The rules for calculating the amounts on which IMEs are chargeable to income tax on employment-related securities will change from 6 April 2015. A new Chapter 5B of Part 2, ITEPA 2003 replaces Chapter 5A, sections 421E (exclusions: residence, etc) and 474 (cases where Chapter 5, Part 7, does not apply) are repealed and changes are made to Chapters 2 (restricted securities), 3C (acquisition at an undervalue) and 5 (securities options) of Part 7.

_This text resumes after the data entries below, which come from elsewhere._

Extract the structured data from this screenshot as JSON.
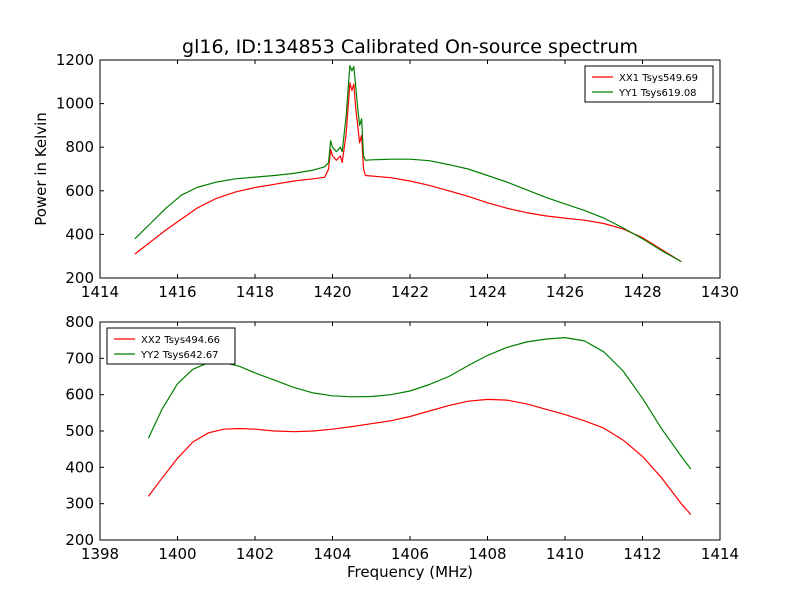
{
  "title": "gl16, ID:134853 Calibrated On-source spectrum",
  "ylabel": "Power in Kelvin",
  "xlabel": "Frequency (MHz)",
  "chart_data": [
    {
      "type": "line",
      "xlim": [
        1414,
        1430
      ],
      "ylim": [
        200,
        1200
      ],
      "xticks": [
        1414,
        1416,
        1418,
        1420,
        1422,
        1424,
        1426,
        1428,
        1430
      ],
      "yticks": [
        200,
        400,
        600,
        800,
        1000,
        1200
      ],
      "legend_position": "top-right",
      "series": [
        {
          "name": "XX1 Tsys549.69",
          "color": "#ff0000",
          "x": [
            1414.9,
            1415.3,
            1415.7,
            1416.1,
            1416.5,
            1417.0,
            1417.5,
            1418.0,
            1418.5,
            1419.0,
            1419.5,
            1419.8,
            1419.9,
            1419.95,
            1420.0,
            1420.1,
            1420.2,
            1420.25,
            1420.35,
            1420.45,
            1420.5,
            1420.55,
            1420.6,
            1420.65,
            1420.7,
            1420.75,
            1420.8,
            1420.85,
            1421.0,
            1421.5,
            1422.0,
            1422.5,
            1423.0,
            1423.5,
            1424.0,
            1424.5,
            1425.0,
            1425.5,
            1426.0,
            1426.5,
            1427.0,
            1427.5,
            1428.0,
            1428.5,
            1429.0
          ],
          "y": [
            310,
            365,
            420,
            470,
            520,
            565,
            595,
            615,
            630,
            645,
            655,
            662,
            700,
            790,
            760,
            740,
            760,
            730,
            860,
            1095,
            1060,
            1090,
            980,
            900,
            820,
            855,
            700,
            670,
            668,
            660,
            645,
            625,
            600,
            575,
            545,
            520,
            500,
            485,
            475,
            465,
            450,
            425,
            385,
            330,
            275
          ]
        },
        {
          "name": "YY1 Tsys619.08",
          "color": "#008000",
          "x": [
            1414.9,
            1415.3,
            1415.7,
            1416.1,
            1416.5,
            1417.0,
            1417.5,
            1418.0,
            1418.5,
            1419.0,
            1419.5,
            1419.8,
            1419.9,
            1419.95,
            1420.0,
            1420.1,
            1420.2,
            1420.25,
            1420.35,
            1420.45,
            1420.5,
            1420.55,
            1420.6,
            1420.65,
            1420.7,
            1420.75,
            1420.8,
            1420.85,
            1421.0,
            1421.5,
            1422.0,
            1422.5,
            1423.0,
            1423.5,
            1424.0,
            1424.5,
            1425.0,
            1425.5,
            1426.0,
            1426.5,
            1427.0,
            1427.5,
            1428.0,
            1428.5,
            1429.0
          ],
          "y": [
            380,
            450,
            520,
            580,
            615,
            640,
            655,
            663,
            670,
            680,
            695,
            710,
            730,
            830,
            800,
            780,
            800,
            780,
            940,
            1175,
            1150,
            1170,
            1080,
            980,
            900,
            930,
            760,
            740,
            742,
            745,
            745,
            738,
            720,
            700,
            670,
            640,
            605,
            570,
            540,
            510,
            475,
            430,
            380,
            325,
            275
          ]
        }
      ]
    },
    {
      "type": "line",
      "xlim": [
        1398,
        1414
      ],
      "ylim": [
        200,
        800
      ],
      "xticks": [
        1398,
        1400,
        1402,
        1404,
        1406,
        1408,
        1410,
        1412,
        1414
      ],
      "yticks": [
        200,
        300,
        400,
        500,
        600,
        700,
        800
      ],
      "legend_position": "top-left",
      "series": [
        {
          "name": "XX2 Tsys494.66",
          "color": "#ff0000",
          "x": [
            1399.25,
            1399.6,
            1400.0,
            1400.4,
            1400.8,
            1401.2,
            1401.6,
            1402.0,
            1402.5,
            1403.0,
            1403.5,
            1404.0,
            1404.5,
            1405.0,
            1405.5,
            1406.0,
            1406.5,
            1407.0,
            1407.5,
            1408.0,
            1408.5,
            1409.0,
            1409.5,
            1410.0,
            1410.5,
            1411.0,
            1411.5,
            1412.0,
            1412.5,
            1413.0,
            1413.25
          ],
          "y": [
            320,
            370,
            425,
            470,
            495,
            505,
            507,
            505,
            500,
            498,
            500,
            505,
            512,
            520,
            528,
            540,
            555,
            570,
            582,
            587,
            585,
            575,
            560,
            545,
            528,
            508,
            475,
            430,
            370,
            300,
            270
          ]
        },
        {
          "name": "YY2 Tsys642.67",
          "color": "#008000",
          "x": [
            1399.25,
            1399.6,
            1400.0,
            1400.4,
            1400.8,
            1401.2,
            1401.6,
            1402.0,
            1402.5,
            1403.0,
            1403.5,
            1404.0,
            1404.5,
            1405.0,
            1405.5,
            1406.0,
            1406.5,
            1407.0,
            1407.5,
            1408.0,
            1408.5,
            1409.0,
            1409.5,
            1410.0,
            1410.5,
            1411.0,
            1411.5,
            1412.0,
            1412.5,
            1413.0,
            1413.25
          ],
          "y": [
            480,
            560,
            630,
            670,
            688,
            688,
            678,
            660,
            640,
            620,
            605,
            597,
            594,
            595,
            600,
            610,
            628,
            650,
            680,
            708,
            730,
            745,
            753,
            757,
            748,
            718,
            665,
            590,
            505,
            430,
            395
          ]
        }
      ]
    }
  ]
}
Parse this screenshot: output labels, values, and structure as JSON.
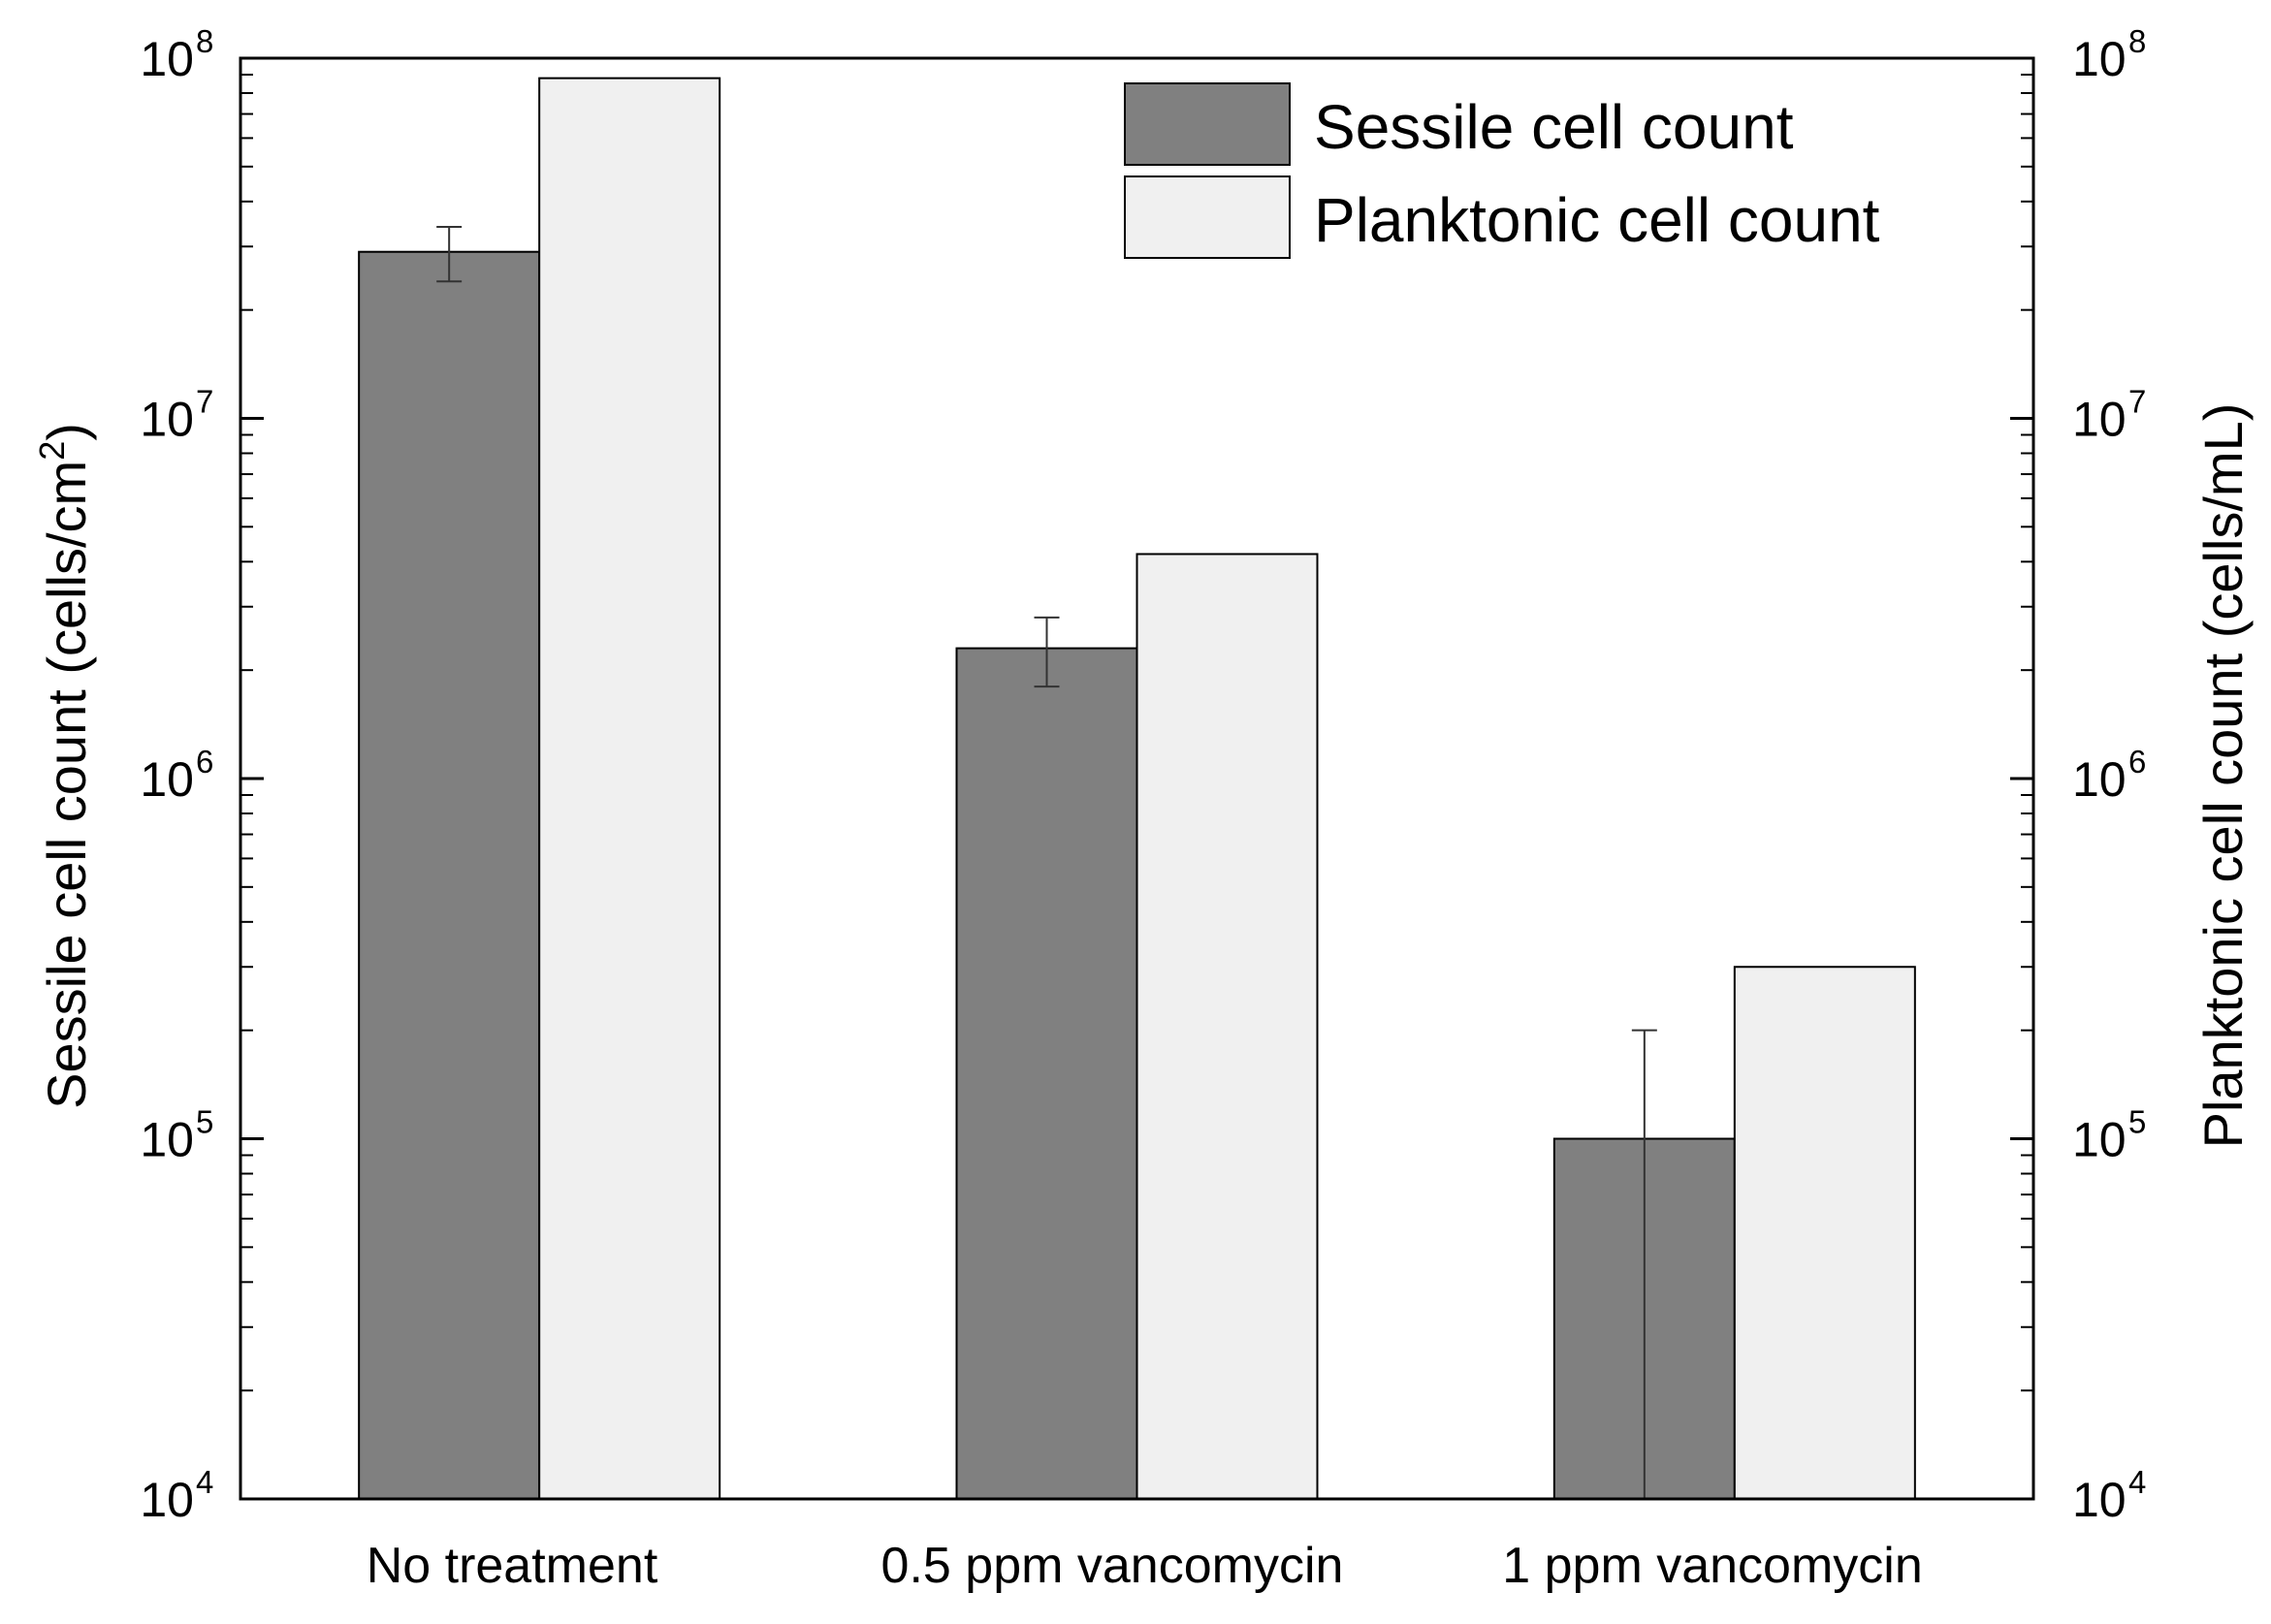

Very broadly, the effect is that all employees are brought within the scope of charges to income tax under Chapters 1-5, Part 7 ITEPA 2003. Chapter 5B of Part 2 will have effect to determine what portion of income within Part 7 (“SI”) is taxable in the UK. If, in relation to any part of the ‘relevant period’, the “international mobility conditions” are met (see [26.2C]), any part of such securities income which is foreign is treated as “FSI”. Taxable specific income (per s10) is SI – FSI, plus any part of FSI which is ‘chargeable foreign securities income’ and is remitted. New s41G applies to determine ‘the relevant period’. The underlying intention is understood to be to identify, and bring into charge to income tax, securities income in a manner which is broadly equivalent to that used to identify chargeable general earnings, and which is consistent with OECD principles. There is however provision for adjustment to a period which is ‘just and reasonable’ – see below.
In the case of restricted and convertible shares, the relevant period is that from the day of acquisition to the chargeable event. In the case of share options, it is the period from the date of grant to the date of ‘vesting’ or, if earlier, the chargeable event. “Vesting” has a specific meaning of ‘becoming capable of immediate exercise, or exercisable save only for the expiry of a period of time’. So, for example, an option is vested for these purposes at a given time if, at that time, performance targets have been met but it cannot be exercised until, say, the third anniversary of the date of grant; but it would not be “vested” if such future exercise remains conditional upon continuing employment.
Securities income is treated as accruing equally over each day of the relevant period. A UK charge, on an arising basis, is based on the UK duties performed in the relevant period. Any necessary apportionment is not prescribed as having to be calculated by reference to numbers of calendar days, although it is understood that HMRC expects a split by reference to UK and overseas workdays to be the method most commonly adopted. However, any method which gives a just and reasonable result will be accepted. If the resulting amounts of chargeable and non-chargeable FSI are not just and reasonable, then it is open to the taxpayer and his or her employer to adjust to what is ‘;just and reasonable’. This might, for example, be in consequence of an inappropriate ‘relevant period’, breaks in duties or an uneven distribution of duties over a number of separate years.
If the employee is non-UK resident by reason of the application of a double-tax treaty, the time- apportionment rules set by the treaty will take precedence.